Nevertheless, this study has some limitations. First, the relatively small sample size in the thawed-oocyte cohort may limit the precision of stage-specific estimates, although consistent directional effects were observed. Second, comprehensive mechanistic analyses—including lipid profiling, lipid droplet dynamics, intracellular ROS measurements, and direct quantification of transmembrane permeation—were not performed. Although intracellular uptake of FA and MEL during the short warming phase was not directly measured, the proposed mechanisms are consistent with their lipophilic properties and prior evidence of cryoprotectant-induced membrane alterations during warming [1317]. Third, because this study was conducted using a DMSO-containing vitrification protocol, the generalisability of these findings to DMSO-free systems (e.g., propanediol-based protocols) remains uncertain and warrants further investigation. Fourth, embryo quality was assessed solely by static morphology rather than morphokinetic parameters, and heterogeneity in transfer timing and protocols is inherent to retrospective research. Although such variability may introduce complexity in interpretation, our data suggest that it reflects differences in developmental progression rather than systematic bias. Despite these limitations, our findings provide consistent evidence for the beneficial effects of FA + MEL co-supplementation during warming, warranting confirmation in prospective studies with mechanistic investigations.

Conclusions

Co-supplementation with FA and MEL during the warming of vitrified oocytes and early-stage embryos significantly improves post-thaw survival, spindle integrity, embryonic development, and clinical pregnancy outcomes in women of advanced maternal age with poor prognosis. These results suggest a synergistic effect that surpasses the benefit of either supplement alone, supporting the idea that targeted enhancement of membrane stability, redox balance, and mitochondrial metabolism can meaningfully improve developmental competence after warming. This simple, low-cost modification to existing warming protocols has substantial clinical relevance for patients with limited treatment options. Prospective studies incorporating mechanistic analyses are needed to validate these findings and further elucidate how FA and MEL support cryo-survival and early embryonic development.

Supporting information

S1 Table. Baseline characteristics of patients who underwent embryo transfer using vitrified–warmed oocytes in the control and FA + MEL groups.
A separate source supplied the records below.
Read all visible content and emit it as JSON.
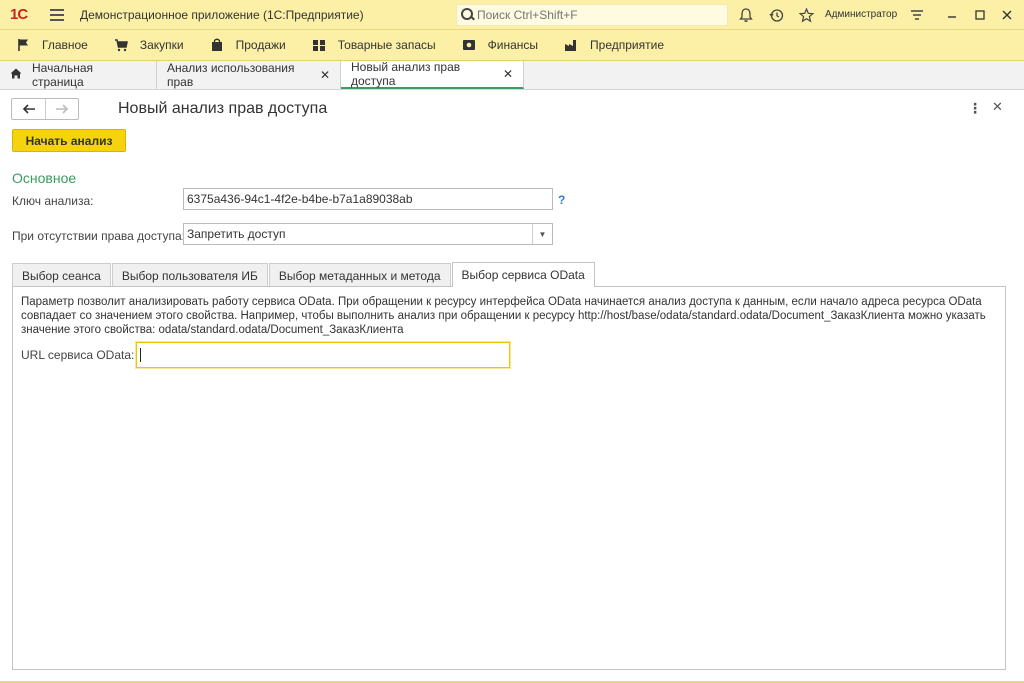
{
  "titlebar": {
    "logo": "1С",
    "app_title": "Демонстрационное приложение  (1С:Предприятие)",
    "search_placeholder": "Поиск Ctrl+Shift+F",
    "user": "Администратор"
  },
  "sections": [
    {
      "label": "Главное",
      "icon": "flag-icon"
    },
    {
      "label": "Закупки",
      "icon": "cart-icon"
    },
    {
      "label": "Продажи",
      "icon": "bag-icon"
    },
    {
      "label": "Товарные запасы",
      "icon": "warehouse-icon"
    },
    {
      "label": "Финансы",
      "icon": "money-icon"
    },
    {
      "label": "Предприятие",
      "icon": "factory-icon"
    }
  ],
  "open_tabs": [
    {
      "label": "Начальная страница"
    },
    {
      "label": "Анализ использования прав"
    },
    {
      "label": "Новый анализ прав доступа"
    }
  ],
  "form": {
    "title": "Новый анализ прав доступа",
    "start_button": "Начать анализ",
    "group_title": "Основное",
    "key_label": "Ключ анализа:",
    "key_value": "6375a436-94c1-4f2e-b4be-b7a1a89038ab",
    "help": "?",
    "access_label": "При отсутствии права доступа:",
    "access_value": "Запретить доступ",
    "tabs": [
      {
        "label": "Выбор сеанса"
      },
      {
        "label": "Выбор пользователя ИБ"
      },
      {
        "label": "Выбор метаданных и метода"
      },
      {
        "label": "Выбор сервиса OData"
      }
    ],
    "description": "Параметр позволит анализировать работу сервиса OData. При обращении к ресурсу интерфейса OData начинается анализ доступа к данным, если начало адреса ресурса OData совпадает со значением этого свойства. Например, чтобы выполнить анализ при обращении к ресурсу http://host/base/odata/standard.odata/Document_ЗаказКлиента можно указать значение этого свойства: odata/standard.odata/Document_ЗаказКлиента",
    "odata_label": "URL сервиса OData:",
    "odata_value": ""
  }
}
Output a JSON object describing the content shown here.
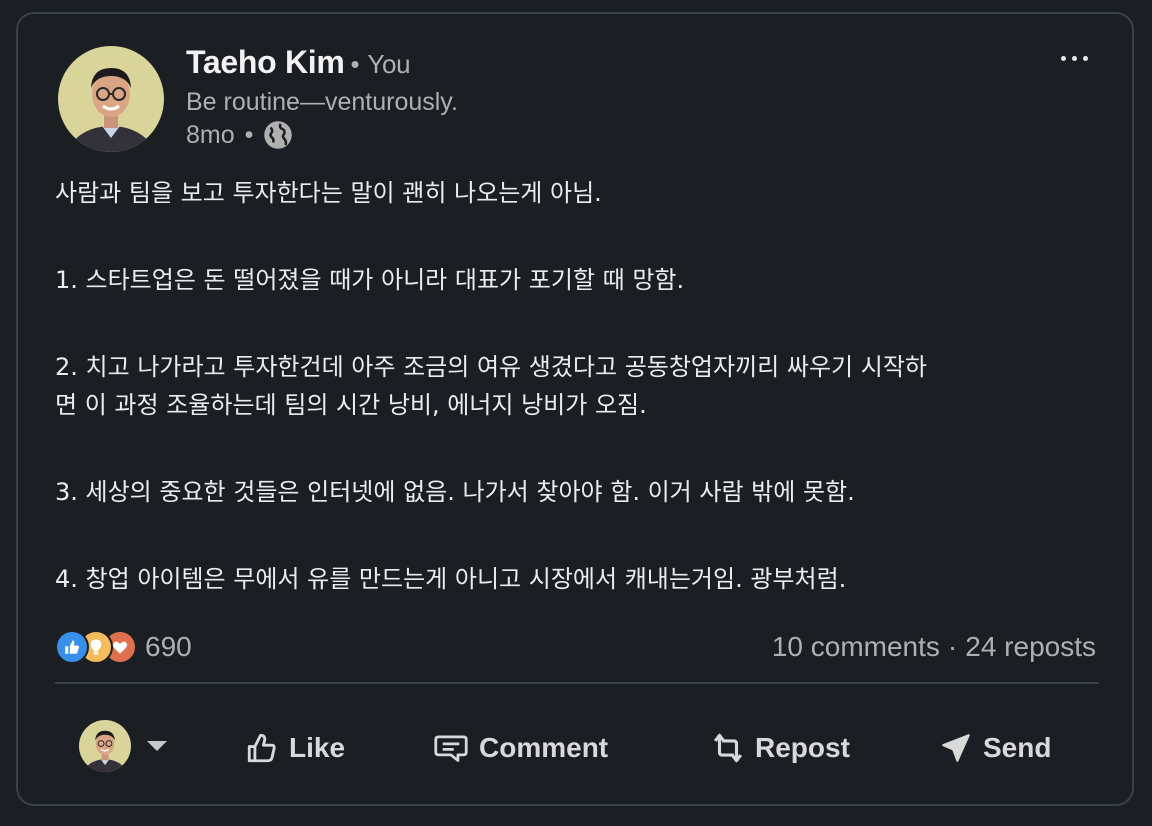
{
  "post": {
    "author": {
      "name": "Taeho Kim",
      "degree": "You",
      "degree_separator": "•",
      "headline": "Be routine—venturously.",
      "time": "8mo",
      "time_separator": "•",
      "visibility_icon": "globe-icon",
      "avatar_icon": "avatar-photo"
    },
    "menu_icon": "more-horizontal-icon",
    "body": {
      "intro": "사람과 팀을 보고 투자한다는 말이 괜히 나오는게 아님.",
      "point1": "1. 스타트업은 돈 떨어졌을 때가 아니라 대표가 포기할 때 망함.",
      "point2_line1": "2. 치고 나가라고 투자한건데 아주 조금의 여유 생겼다고 공동창업자끼리 싸우기 시작하",
      "point2_line2": "면 이 과정 조율하는데 팀의 시간 낭비, 에너지 낭비가 오짐.",
      "point3": "3. 세상의 중요한 것들은 인터넷에 없음. 나가서 찾아야 함. 이거 사람 밖에 못함.",
      "point4": "4. 창업 아이템은 무에서 유를 만드는게 아니고 시장에서 캐내는거임. 광부처럼."
    },
    "stats": {
      "reaction_icons": [
        "like-reaction-icon",
        "insightful-reaction-icon",
        "love-reaction-icon"
      ],
      "reaction_count": "690",
      "comments": "10 comments",
      "separator": "·",
      "reposts": "24 reposts"
    },
    "actions": {
      "like": "Like",
      "comment": "Comment",
      "repost": "Repost",
      "send": "Send"
    }
  },
  "colors": {
    "background": "#1b1f23",
    "border": "#38434f",
    "text_primary": "#ececec",
    "text_secondary": "#b0b0b0",
    "like_blue": "#378fe9",
    "insight_yellow": "#f5bb5c",
    "love_red": "#df704d"
  }
}
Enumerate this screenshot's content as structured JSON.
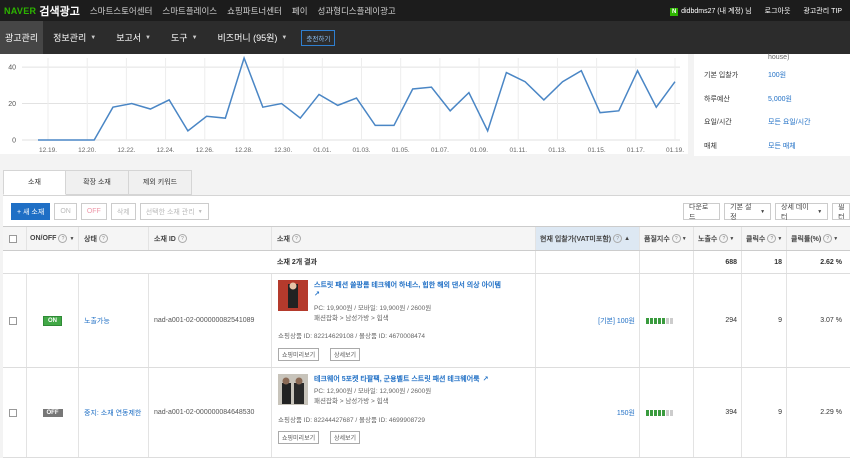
{
  "topbar": {
    "naver": "NAVER",
    "brand": "검색광고",
    "links": [
      "스마트스토어센터",
      "스마트플레이스",
      "쇼핑파트너센터",
      "페이",
      "성과형디스플레이광고"
    ],
    "user_badge": "N",
    "user": "didbdms27 (내 계정) 님",
    "logout": "로그아웃",
    "tip": "광고관리 TIP"
  },
  "menu": {
    "items": [
      "광고관리",
      "정보관리",
      "보고서",
      "도구",
      "비즈머니 (95원)"
    ],
    "charge": "충전하기"
  },
  "chart_data": {
    "type": "line",
    "x": [
      "12.19.",
      "12.20.",
      "12.22.",
      "12.24.",
      "12.26.",
      "12.28.",
      "12.30.",
      "01.01.",
      "01.03.",
      "01.05.",
      "01.07.",
      "01.09.",
      "01.11.",
      "01.13.",
      "01.15.",
      "01.17.",
      "01.19."
    ],
    "y_ticks": [
      0,
      20,
      40
    ],
    "ylim": [
      0,
      45
    ],
    "series": [
      {
        "values": [
          0,
          0,
          0,
          0,
          18,
          20,
          17,
          22,
          5,
          13,
          12,
          45,
          18,
          20,
          12,
          25,
          19,
          23,
          8,
          8,
          28,
          29,
          16,
          26,
          5,
          37,
          32,
          22,
          32,
          38,
          15,
          16,
          38,
          18,
          32
        ]
      }
    ]
  },
  "sidebar": {
    "top": "house)",
    "rows": [
      {
        "label": "기본 입찰가",
        "value": "100원"
      },
      {
        "label": "하루예산",
        "value": "5,000원"
      },
      {
        "label": "요일/시간",
        "value": "모든 요일/시간"
      },
      {
        "label": "매체",
        "value": "모든 매체"
      }
    ]
  },
  "tabs": [
    "소재",
    "확장 소재",
    "제외 키워드"
  ],
  "toolbar": {
    "add": "+ 새 소재",
    "on": "ON",
    "off": "OFF",
    "delete": "삭제",
    "manage": "선택한 소재 관리",
    "filter": "다운로드",
    "basic": "기본 설정",
    "detail": "상세 데이터",
    "more": "필터"
  },
  "table": {
    "headers": {
      "onoff": "ON/OFF",
      "status": "상태",
      "id": "소재 ID",
      "ad": "소재",
      "bid": "현재 입찰가(VAT미포함)",
      "quality": "품질지수",
      "imp": "노출수",
      "click": "클릭수",
      "ctr": "클릭률(%)"
    },
    "summary": {
      "label": "소재 2개 결과",
      "imp": "688",
      "click": "18",
      "ctr": "2.62 %"
    },
    "rows": [
      {
        "onoff": "ON",
        "status": "노출가능",
        "id": "nad-a001-02-000000082541089",
        "title": "스트릿 패션 쓸팡롬 테크웨어 하네스, 힙한 해외 댄서 의상 아이템",
        "price": "PC: 19,900원 / 모바일: 19,900원 / 2600원",
        "category": "패션잡화 > 남성가방 > 힙색",
        "product": "쇼핑상품 ID: 82214629108 / 몰상품 ID: 4670008474",
        "btn1": "쇼핑미리보기",
        "btn2": "상세보기",
        "bid": "[기본] 100원",
        "imp": "294",
        "click": "9",
        "ctr": "3.07 %"
      },
      {
        "onoff": "OFF",
        "status": "중지: 소재 연동제한",
        "id": "nad-a001-02-000000084648530",
        "title": "테크웨어 5포켓 타팔팩, 군용벨트 스트릿 패션 테크웨어룩",
        "price": "PC: 12,900원 / 모바일: 12,900원 / 2600원",
        "category": "패션잡화 > 남성가방 > 힙색",
        "product": "쇼핑상품 ID: 82244427687 / 몰상품 ID: 4699908729",
        "btn1": "쇼핑미리보기",
        "btn2": "상세보기",
        "bid": "150원",
        "imp": "394",
        "click": "9",
        "ctr": "2.29 %"
      }
    ]
  },
  "colors": {
    "accent": "#1f6fc5",
    "on": "#41a846",
    "naver": "#2db400"
  }
}
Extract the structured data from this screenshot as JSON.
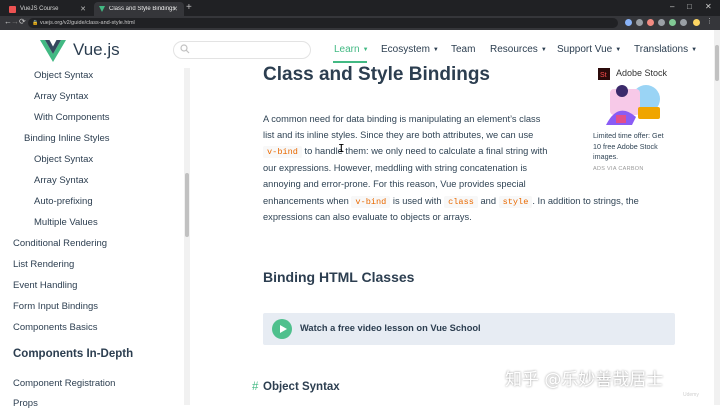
{
  "browser": {
    "tabs": [
      {
        "title": "VueJS Course",
        "active": false
      },
      {
        "title": "Class and Style Bindings — Vue.js",
        "active": true
      }
    ],
    "new_tab": "+",
    "url": "vuejs.org/v2/guide/class-and-style.html",
    "controls": {
      "back": "←",
      "forward": "→",
      "reload": "⟳",
      "minimize": "–",
      "maximize": "□",
      "close": "✕"
    }
  },
  "header": {
    "brand": "Vue.js",
    "search": {
      "placeholder": ""
    },
    "nav": [
      {
        "label": "Learn",
        "dropdown": true,
        "active": true
      },
      {
        "label": "Ecosystem",
        "dropdown": true
      },
      {
        "label": "Team",
        "dropdown": false
      },
      {
        "label": "Resources",
        "dropdown": true
      },
      {
        "label": "Support Vue",
        "dropdown": true
      },
      {
        "label": "Translations",
        "dropdown": true
      }
    ],
    "caret": "▼"
  },
  "sidebar": {
    "items": [
      {
        "label": "Object Syntax",
        "level": 3
      },
      {
        "label": "Array Syntax",
        "level": 3
      },
      {
        "label": "With Components",
        "level": 3
      },
      {
        "label": "Binding Inline Styles",
        "level": 2
      },
      {
        "label": "Object Syntax",
        "level": 3
      },
      {
        "label": "Array Syntax",
        "level": 3
      },
      {
        "label": "Auto-prefixing",
        "level": 3
      },
      {
        "label": "Multiple Values",
        "level": 3
      },
      {
        "label": "Conditional Rendering",
        "level": 1
      },
      {
        "label": "List Rendering",
        "level": 1
      },
      {
        "label": "Event Handling",
        "level": 1
      },
      {
        "label": "Form Input Bindings",
        "level": 1
      },
      {
        "label": "Components Basics",
        "level": 1
      }
    ],
    "section_title": "Components In-Depth",
    "section_items": [
      {
        "label": "Component Registration"
      },
      {
        "label": "Props"
      }
    ]
  },
  "main": {
    "title": "Class and Style Bindings",
    "intro": {
      "line1": "A common need for data binding is manipulating an element’s class",
      "line2": "list and its inline styles. Since they are both attributes, we can use",
      "line3_code": "v-bind",
      "line3_a": " to hand",
      "line3_b": "le them: we only need to calculate a final string with",
      "line4": "our expressions. However, meddling with string concatenation is",
      "line5": "annoying and error-prone. For this reason, Vue provides special",
      "line6_a": "enhancements when ",
      "line6_code1": "v-bind",
      "line6_b": " is used with ",
      "line6_code2": "class",
      "line6_c": " and ",
      "line6_code3": "style",
      "line6_d": ". In addition to strings, the",
      "line7": "expressions can also evaluate to objects or arrays."
    },
    "cursor": "I",
    "section_heading": "Binding HTML Classes",
    "video_lesson": "Watch a free video lesson on Vue School",
    "subheading_hash": "#",
    "subheading": "Object Syntax"
  },
  "ad": {
    "brand": "Adobe Stock",
    "text_lines": [
      "Limited time offer: Get",
      "10 free Adobe Stock",
      "images."
    ],
    "via": "ADS VIA CARBON"
  },
  "overlay": {
    "watermark": "知乎 @乐妙善哉居士",
    "corner": "Udemy"
  },
  "colors": {
    "accent": "#42b983",
    "text": "#2c3e50",
    "code": "#e96900",
    "chrome_dark": "#202124"
  }
}
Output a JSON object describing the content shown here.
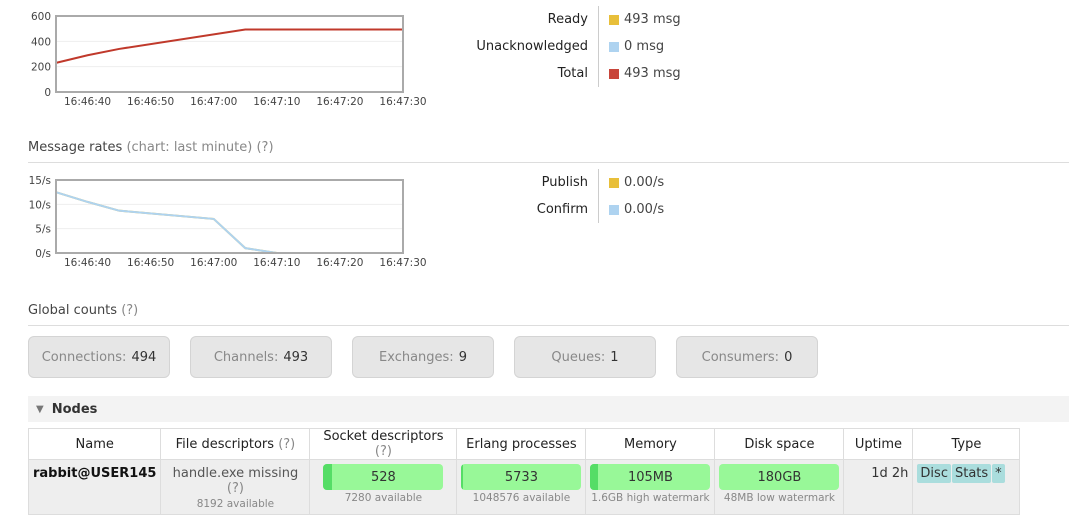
{
  "queued_chart": {
    "chart_data": {
      "type": "line",
      "x": [
        "16:46:35",
        "16:46:40",
        "16:46:45",
        "16:47:05",
        "16:47:10",
        "16:47:20",
        "16:47:30"
      ],
      "xticks": [
        "16:46:40",
        "16:46:50",
        "16:47:00",
        "16:47:10",
        "16:47:20",
        "16:47:30"
      ],
      "yticks": [
        "0",
        "200",
        "400",
        "600"
      ],
      "ylim": [
        0,
        600
      ],
      "series": [
        {
          "name": "Total",
          "color": "#c0392b",
          "values": [
            230,
            290,
            340,
            493,
            493,
            493,
            493
          ]
        },
        {
          "name": "Unacknowledged",
          "color": "#aed3f0",
          "values": [
            0,
            0,
            0,
            0,
            0,
            0,
            0
          ]
        }
      ]
    }
  },
  "queued_legend": [
    {
      "label": "Ready",
      "value": "493 msg",
      "color": "#e8bf3a"
    },
    {
      "label": "Unacknowledged",
      "value": "0 msg",
      "color": "#aed3f0"
    },
    {
      "label": "Total",
      "value": "493 msg",
      "color": "#c8453a"
    }
  ],
  "rates_header": {
    "title": "Message rates",
    "note": "(chart: last minute)",
    "help": "(?)"
  },
  "rates_chart": {
    "chart_data": {
      "type": "line",
      "x": [
        "16:46:35",
        "16:46:40",
        "16:46:45",
        "16:47:00",
        "16:47:05",
        "16:47:10",
        "16:47:20",
        "16:47:30"
      ],
      "xticks": [
        "16:46:40",
        "16:46:50",
        "16:47:00",
        "16:47:10",
        "16:47:20",
        "16:47:30"
      ],
      "yticks": [
        "0/s",
        "5/s",
        "10/s",
        "15/s"
      ],
      "ylim": [
        0,
        15
      ],
      "series": [
        {
          "name": "Publish",
          "color": "#e8bf3a",
          "values": [
            12.5,
            10.5,
            8.7,
            7,
            1,
            0,
            0,
            0
          ]
        },
        {
          "name": "Confirm",
          "color": "#aed3f0",
          "values": [
            12.5,
            10.5,
            8.7,
            7,
            1,
            0,
            0,
            0
          ]
        }
      ]
    }
  },
  "rates_legend": [
    {
      "label": "Publish",
      "value": "0.00/s",
      "color": "#e8bf3a"
    },
    {
      "label": "Confirm",
      "value": "0.00/s",
      "color": "#aed3f0"
    }
  ],
  "global": {
    "title": "Global counts",
    "help": "(?)",
    "counts": [
      {
        "label": "Connections:",
        "value": "494"
      },
      {
        "label": "Channels:",
        "value": "493"
      },
      {
        "label": "Exchanges:",
        "value": "9"
      },
      {
        "label": "Queues:",
        "value": "1"
      },
      {
        "label": "Consumers:",
        "value": "0"
      }
    ]
  },
  "nodes": {
    "title": "Nodes",
    "headers": [
      "Name",
      "File descriptors",
      "Socket descriptors",
      "Erlang processes",
      "Memory",
      "Disk space",
      "Uptime",
      "Type"
    ],
    "help": "(?)",
    "row": {
      "name": "rabbit@USER145",
      "fd": "handle.exe missing",
      "fd_sub": "8192 available",
      "sock": "528",
      "sock_sub": "7280 available",
      "sock_fill": 7,
      "erl": "5733",
      "erl_sub": "1048576 available",
      "erl_fill": 1,
      "mem": "105MB",
      "mem_sub": "1.6GB high watermark",
      "mem_fill": 6,
      "disk": "180GB",
      "disk_sub": "48MB low watermark",
      "uptime": "1d 2h",
      "types": [
        "Disc",
        "Stats",
        "*"
      ]
    }
  }
}
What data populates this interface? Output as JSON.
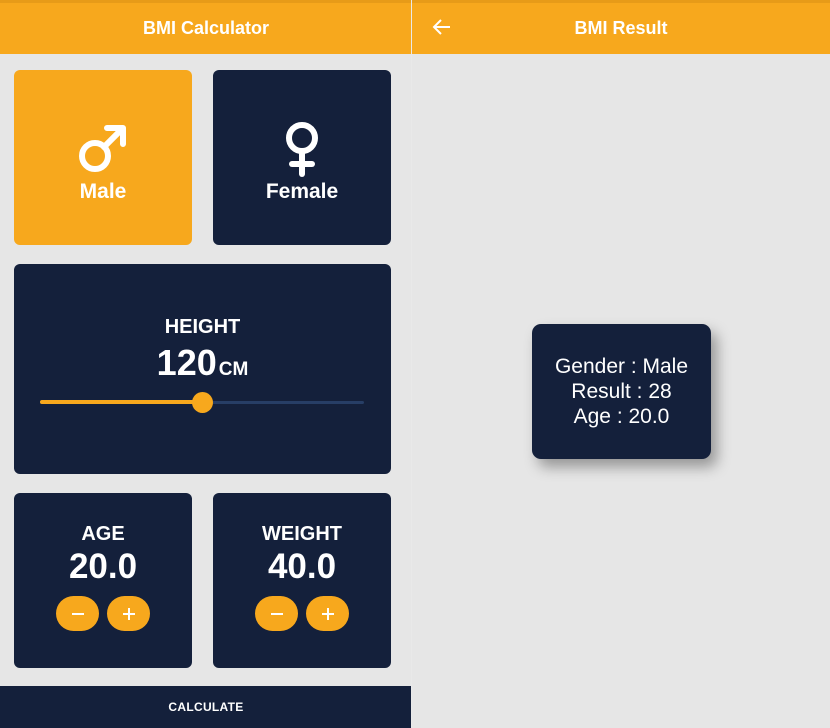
{
  "left_screen": {
    "appbar_title": "BMI Calculator",
    "gender": {
      "male_label": "Male",
      "female_label": "Female",
      "selected": "male"
    },
    "height": {
      "label": "HEIGHT",
      "value": "120",
      "unit": "CM",
      "slider_fraction": 0.5
    },
    "age": {
      "label": "AGE",
      "value": "20.0"
    },
    "weight": {
      "label": "WEIGHT",
      "value": "40.0"
    },
    "calculate_label": "CALCULATE"
  },
  "right_screen": {
    "appbar_title": "BMI Result",
    "back_icon": "arrow-left-icon",
    "result": {
      "gender_line": "Gender : Male",
      "result_line": "Result : 28",
      "age_line": "Age : 20.0"
    }
  },
  "colors": {
    "accent": "#f7a81d",
    "card": "#14203b",
    "background": "#e6e6e6",
    "text": "#ffffff"
  }
}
BMI, body mass index; AMH, anti-Müllerian hormone; FSH, follicle-stimulating hormone; n, number; DOR, diminished ovarian reserve; PCOS, polycystic ovarian syndrome; SEM, standard error of the mean; FA, fatty acids; MEL, melatonin. Mixed factor refers to patients with ≥2 infertility factors (for example, male + uterine, or DOR + unexplained). Values are presented as the mean ± SEM.

https://doi.org/10.1371/journal.pone.0346886.s001

(DOCX)

S2 Table. Morphological grading of ICM and TE in blastocysts derived from vitrified–warmed oocytes in the control and FA + MEL groups.

ICM, inner cell mass; TE, trophectoderm; n, number; N, total number of blastocysts assessed; FA, fatty acids; MEL, melatonin. n/N indicates the number of blastocysts assigned to each morphological grade per total number of blastocysts evaluated.